I hope the outcome of the meeting is the mildest possible sanction if any, with a support plan being put in place for your son at school to help deal with the bullying and with the residual emotions from your diagnosis and treatment. I would be asking that the antibullying policy be strictly adhered to and would want to know what measures the school have in place for these kinds of incidents.

Are you receiving counselling as a family? If not it may be worth persuing to help your son put the last few months to rest.

If he was my boy I'd be extremely proud of him, including for stopping at just one punch. Despite the emotionally charged situation he still managed to demonstrate a level of control. A nice family dinner somewhere and a treat such as a new game would be in planning here.

Will be checking back later in the hope for good news.

WireBrushAndDettolMaam · 21/01/2020 11:55

One thing I forgot to add yesterday that I said to my son was that bullies often have friends ready to jump in as soon as you react. Often they are all in on it and actually plan to goad you to the point of lashing out precisely so they have an excuse to beat the crap out of you. One of the friends of my son’s bully is a national champion in a martial art. He’s also a lot bigger than my son. He could break my son in two very easily, and he knows it. He is constantly making goady comments, hoping for a reaction. He’s “trigger happy” because he knows he can win any physical altercation so that’s what he tries to engineer.
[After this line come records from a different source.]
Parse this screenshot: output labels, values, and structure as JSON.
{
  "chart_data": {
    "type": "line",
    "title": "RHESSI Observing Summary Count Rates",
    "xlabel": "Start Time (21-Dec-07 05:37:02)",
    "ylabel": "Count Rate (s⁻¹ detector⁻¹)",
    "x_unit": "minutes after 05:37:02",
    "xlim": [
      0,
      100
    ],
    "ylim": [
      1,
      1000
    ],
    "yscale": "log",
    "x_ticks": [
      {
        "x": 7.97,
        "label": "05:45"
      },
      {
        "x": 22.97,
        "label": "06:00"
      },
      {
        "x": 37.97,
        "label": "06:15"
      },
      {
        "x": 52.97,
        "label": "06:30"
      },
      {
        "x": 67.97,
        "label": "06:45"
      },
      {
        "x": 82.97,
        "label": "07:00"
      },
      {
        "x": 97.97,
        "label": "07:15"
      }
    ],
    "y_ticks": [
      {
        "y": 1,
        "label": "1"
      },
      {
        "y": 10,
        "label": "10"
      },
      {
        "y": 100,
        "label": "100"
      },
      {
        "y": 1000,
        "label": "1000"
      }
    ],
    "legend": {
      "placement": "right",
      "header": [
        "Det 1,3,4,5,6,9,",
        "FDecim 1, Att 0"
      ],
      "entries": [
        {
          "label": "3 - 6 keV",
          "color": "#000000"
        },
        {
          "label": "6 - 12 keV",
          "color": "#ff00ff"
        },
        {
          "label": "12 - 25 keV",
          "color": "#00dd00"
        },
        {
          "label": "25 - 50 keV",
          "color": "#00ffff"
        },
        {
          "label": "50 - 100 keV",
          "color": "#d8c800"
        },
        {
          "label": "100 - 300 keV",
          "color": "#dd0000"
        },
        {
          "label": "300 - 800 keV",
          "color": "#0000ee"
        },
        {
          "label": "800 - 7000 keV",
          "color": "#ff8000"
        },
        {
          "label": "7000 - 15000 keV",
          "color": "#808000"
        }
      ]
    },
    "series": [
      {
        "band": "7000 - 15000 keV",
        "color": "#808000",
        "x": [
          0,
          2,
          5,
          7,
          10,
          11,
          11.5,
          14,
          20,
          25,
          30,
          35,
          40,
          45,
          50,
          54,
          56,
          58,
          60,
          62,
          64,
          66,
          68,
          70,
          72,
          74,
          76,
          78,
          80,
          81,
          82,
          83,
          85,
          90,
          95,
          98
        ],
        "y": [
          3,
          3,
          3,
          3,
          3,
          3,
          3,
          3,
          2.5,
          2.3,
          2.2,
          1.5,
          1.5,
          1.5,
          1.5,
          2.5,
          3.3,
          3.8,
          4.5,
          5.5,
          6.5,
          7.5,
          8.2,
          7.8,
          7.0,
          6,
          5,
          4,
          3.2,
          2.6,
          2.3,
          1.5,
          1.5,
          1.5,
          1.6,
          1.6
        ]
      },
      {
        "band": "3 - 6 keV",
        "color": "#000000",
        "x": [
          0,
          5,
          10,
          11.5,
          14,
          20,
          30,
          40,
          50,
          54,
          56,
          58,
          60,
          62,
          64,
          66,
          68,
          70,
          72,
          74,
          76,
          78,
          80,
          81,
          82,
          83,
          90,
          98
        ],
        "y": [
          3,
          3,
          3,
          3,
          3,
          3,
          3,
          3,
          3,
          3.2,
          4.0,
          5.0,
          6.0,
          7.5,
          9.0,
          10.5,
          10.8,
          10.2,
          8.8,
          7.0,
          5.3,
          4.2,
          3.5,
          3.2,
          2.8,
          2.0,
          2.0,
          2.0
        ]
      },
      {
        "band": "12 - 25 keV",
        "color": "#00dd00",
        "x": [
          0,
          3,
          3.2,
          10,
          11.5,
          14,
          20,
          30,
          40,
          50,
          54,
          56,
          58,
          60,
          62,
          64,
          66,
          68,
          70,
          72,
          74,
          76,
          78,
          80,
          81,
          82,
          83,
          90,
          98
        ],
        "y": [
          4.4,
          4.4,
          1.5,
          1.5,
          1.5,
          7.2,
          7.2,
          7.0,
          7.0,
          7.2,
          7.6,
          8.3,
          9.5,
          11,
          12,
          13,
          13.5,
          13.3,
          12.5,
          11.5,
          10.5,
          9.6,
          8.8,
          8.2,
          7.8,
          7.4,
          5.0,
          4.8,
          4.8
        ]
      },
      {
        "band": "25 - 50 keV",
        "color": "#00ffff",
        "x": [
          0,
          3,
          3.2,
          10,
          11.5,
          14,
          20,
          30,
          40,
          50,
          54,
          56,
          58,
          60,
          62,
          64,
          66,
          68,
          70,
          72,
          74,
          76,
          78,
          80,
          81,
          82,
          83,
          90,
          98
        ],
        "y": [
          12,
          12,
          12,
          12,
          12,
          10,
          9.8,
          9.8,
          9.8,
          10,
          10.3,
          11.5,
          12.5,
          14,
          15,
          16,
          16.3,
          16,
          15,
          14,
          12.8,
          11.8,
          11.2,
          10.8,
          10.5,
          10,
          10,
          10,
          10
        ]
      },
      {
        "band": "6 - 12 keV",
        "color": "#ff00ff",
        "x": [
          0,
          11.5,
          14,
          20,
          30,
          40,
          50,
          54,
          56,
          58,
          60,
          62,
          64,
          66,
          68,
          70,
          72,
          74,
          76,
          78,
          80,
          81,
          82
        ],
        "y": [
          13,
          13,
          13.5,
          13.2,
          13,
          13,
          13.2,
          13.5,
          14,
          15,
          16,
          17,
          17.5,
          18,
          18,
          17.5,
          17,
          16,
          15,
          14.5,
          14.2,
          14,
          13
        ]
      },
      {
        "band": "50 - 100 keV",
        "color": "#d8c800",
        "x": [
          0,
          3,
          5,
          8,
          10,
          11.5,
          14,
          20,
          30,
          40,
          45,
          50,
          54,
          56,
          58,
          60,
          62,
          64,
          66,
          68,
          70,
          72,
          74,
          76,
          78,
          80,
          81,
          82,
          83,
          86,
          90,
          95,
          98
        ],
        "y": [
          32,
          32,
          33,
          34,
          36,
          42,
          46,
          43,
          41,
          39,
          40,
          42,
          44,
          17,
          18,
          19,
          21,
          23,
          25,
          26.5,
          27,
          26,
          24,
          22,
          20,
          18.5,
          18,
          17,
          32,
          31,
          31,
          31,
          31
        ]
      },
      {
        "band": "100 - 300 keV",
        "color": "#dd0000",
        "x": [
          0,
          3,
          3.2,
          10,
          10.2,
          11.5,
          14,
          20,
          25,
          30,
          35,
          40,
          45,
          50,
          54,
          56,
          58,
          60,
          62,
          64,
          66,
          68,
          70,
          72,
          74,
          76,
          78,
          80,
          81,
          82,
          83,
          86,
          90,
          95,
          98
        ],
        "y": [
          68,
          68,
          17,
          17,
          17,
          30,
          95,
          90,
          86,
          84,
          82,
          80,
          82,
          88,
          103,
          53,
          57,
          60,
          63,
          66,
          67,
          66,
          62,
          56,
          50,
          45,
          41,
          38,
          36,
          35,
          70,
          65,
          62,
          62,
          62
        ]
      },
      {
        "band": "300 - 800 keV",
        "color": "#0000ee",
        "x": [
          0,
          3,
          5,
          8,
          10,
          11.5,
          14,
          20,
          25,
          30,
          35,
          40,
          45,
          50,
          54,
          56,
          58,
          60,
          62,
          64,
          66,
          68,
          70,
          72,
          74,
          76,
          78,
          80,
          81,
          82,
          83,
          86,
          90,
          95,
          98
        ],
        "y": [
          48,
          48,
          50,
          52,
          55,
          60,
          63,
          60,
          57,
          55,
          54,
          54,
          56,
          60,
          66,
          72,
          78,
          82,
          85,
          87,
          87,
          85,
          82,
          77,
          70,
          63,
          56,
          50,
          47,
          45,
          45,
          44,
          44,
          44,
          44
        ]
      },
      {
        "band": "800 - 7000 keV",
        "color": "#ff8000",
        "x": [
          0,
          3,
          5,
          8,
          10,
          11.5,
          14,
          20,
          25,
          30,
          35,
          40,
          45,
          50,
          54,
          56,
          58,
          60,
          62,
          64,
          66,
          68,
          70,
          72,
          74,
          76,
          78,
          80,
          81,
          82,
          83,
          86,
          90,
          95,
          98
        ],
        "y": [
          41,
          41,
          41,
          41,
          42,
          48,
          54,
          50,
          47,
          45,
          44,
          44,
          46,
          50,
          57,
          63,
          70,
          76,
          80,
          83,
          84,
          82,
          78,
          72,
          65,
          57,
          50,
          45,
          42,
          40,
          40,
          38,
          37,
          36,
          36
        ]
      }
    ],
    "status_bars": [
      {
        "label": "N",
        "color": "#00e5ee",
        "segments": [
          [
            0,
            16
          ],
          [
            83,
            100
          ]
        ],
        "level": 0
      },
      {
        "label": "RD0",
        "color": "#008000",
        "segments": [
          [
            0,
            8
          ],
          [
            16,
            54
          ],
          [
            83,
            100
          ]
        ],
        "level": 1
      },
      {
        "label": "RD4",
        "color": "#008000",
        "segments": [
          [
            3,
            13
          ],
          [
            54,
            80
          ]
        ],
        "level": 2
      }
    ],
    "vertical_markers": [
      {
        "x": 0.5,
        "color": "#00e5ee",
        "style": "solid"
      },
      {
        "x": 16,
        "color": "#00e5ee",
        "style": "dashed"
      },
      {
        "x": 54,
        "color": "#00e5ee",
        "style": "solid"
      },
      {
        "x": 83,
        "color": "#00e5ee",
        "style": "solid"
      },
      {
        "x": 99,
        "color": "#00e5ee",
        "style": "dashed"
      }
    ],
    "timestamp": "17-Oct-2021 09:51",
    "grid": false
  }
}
He was standing with my son’s bully when the threat was made and my son knew he didn’t stand a chance if the two of them got him. That’s why he just didn’t go into school. My point being that a lot of the time these bullies know they have back up if it turns physical so if you’re lashing out- be aware that you could be walking right into a trap.

Aderyn19 · 21/01/2020 11:58

I actually would say to the DS that punching the bully was fine. Sometimes you have to speak the bully's language. Talking to him reasonably wasn't going to help.
When my brother was a kid, some little shit was constantly on him. One day my brother got up the courage to punch him on the nose. Blood everywhere. But that bully never went near my brother again. And I get he was a lot more careful about what he did and the potential consequences in the future. No amount of talking to him reasonably was going to have that result.
It might not be what we admit to in society - we all okay lip service to hitting being totally wrong, but occasionally it's the best course of action and the only thing that actually works on some people.

Flavarings · 21/01/2020 12:10

Flowers for you OP, hope you're recovering well and receiving support yourself.

Im also team son! Good on him for sticking up for him/and you.

Make sure the school know why he done what he did, and that you want the bullies to be dealt with. Emotional torment is worst and lingers more than physical.

AgnusandMagnus · 21/01/2020 12:12

Team DS. Other kid sounds horrid. What I'd be more concerned about is that DS isn't speaking up and telling the teacher what was said. Another pupil is the one who reported it. DS needs to feel safe and supported enough that it doesn't come to him punching another kid (who absolutely did deserve it!)